Proc ACM Manag Data. 2023 May;1(1). doi: 10.1145/3588954. Epub 2023 May 30.
Range aggregate queries (RAQs) are an integral part of many real-world applications, where, often, fast and approximate answers for the queries are desired. Recent work has studied answering RAQs using machine learning (ML) models, where a model of the data is learned to answer the queries. However, there is no theoretical understanding of why and when the ML based approaches perform well. Furthermore, since the ML approaches model the data, they fail to capitalize on any query specific information to improve performance in practice. In this paper, we focus on modeling "queries" rather than data and train neural networks to learn the query answers. This change of focus allows us to theoretically study our ML approach to provide a distribution and query dependent error bound for neural networks when answering RAQs. We confirm our theoretical results by developing NeuroSketch, a neural network framework to answer RAQs in practice. Extensive experimental study on real-world, TPC-benchmark and synthetic datasets show that NeuroSketch answers RAQs multiple orders of magnitude faster than state-of-the-art and with better accuracy.

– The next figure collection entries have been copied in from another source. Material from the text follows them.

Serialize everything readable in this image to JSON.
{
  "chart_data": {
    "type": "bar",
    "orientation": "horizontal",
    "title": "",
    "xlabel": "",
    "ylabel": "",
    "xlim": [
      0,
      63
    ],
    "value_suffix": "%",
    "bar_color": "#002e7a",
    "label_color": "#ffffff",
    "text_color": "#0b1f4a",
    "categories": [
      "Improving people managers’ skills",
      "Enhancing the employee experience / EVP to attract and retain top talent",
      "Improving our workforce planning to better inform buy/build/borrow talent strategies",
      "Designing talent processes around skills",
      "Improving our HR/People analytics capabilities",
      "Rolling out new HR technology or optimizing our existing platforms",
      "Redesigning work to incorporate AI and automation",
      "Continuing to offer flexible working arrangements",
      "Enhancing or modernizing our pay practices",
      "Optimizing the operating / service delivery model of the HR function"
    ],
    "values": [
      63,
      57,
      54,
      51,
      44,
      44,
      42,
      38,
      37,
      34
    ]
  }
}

范围聚合查询(RAQs)是许多实际应用的一个组成部分,在这些应用中,通常希望对查询有快速且近似的答案。最近的工作研究了使用机器学习(ML)模型来回答RAQs,即学习数据模型以回答查询。然而,对于基于ML的方法为何以及何时表现良好,尚无理论上的理解。此外,由于ML方法对数据进行建模,它们未能利用任何特定于查询的信息来在实际中提高性能。在本文中,我们专注于对“查询”进行建模而不是对数据进行建模,并训练神经网络来学习查询答案。这种关注点的转变使我们能够从理论上研究我们的ML方法,以便在回答RAQs时为神经网络提供一个与分布和查询相关的误差界限。我们通过开发NeuroSketch(一个在实际中回答RAQs的神经网络框架)来证实我们的理论结果。在真实世界、TPC基准和合成数据集上进行的广泛实验研究表明,NeuroSketch回答RAQs的速度比现有技术快多个数量级,并且具有更高的准确性。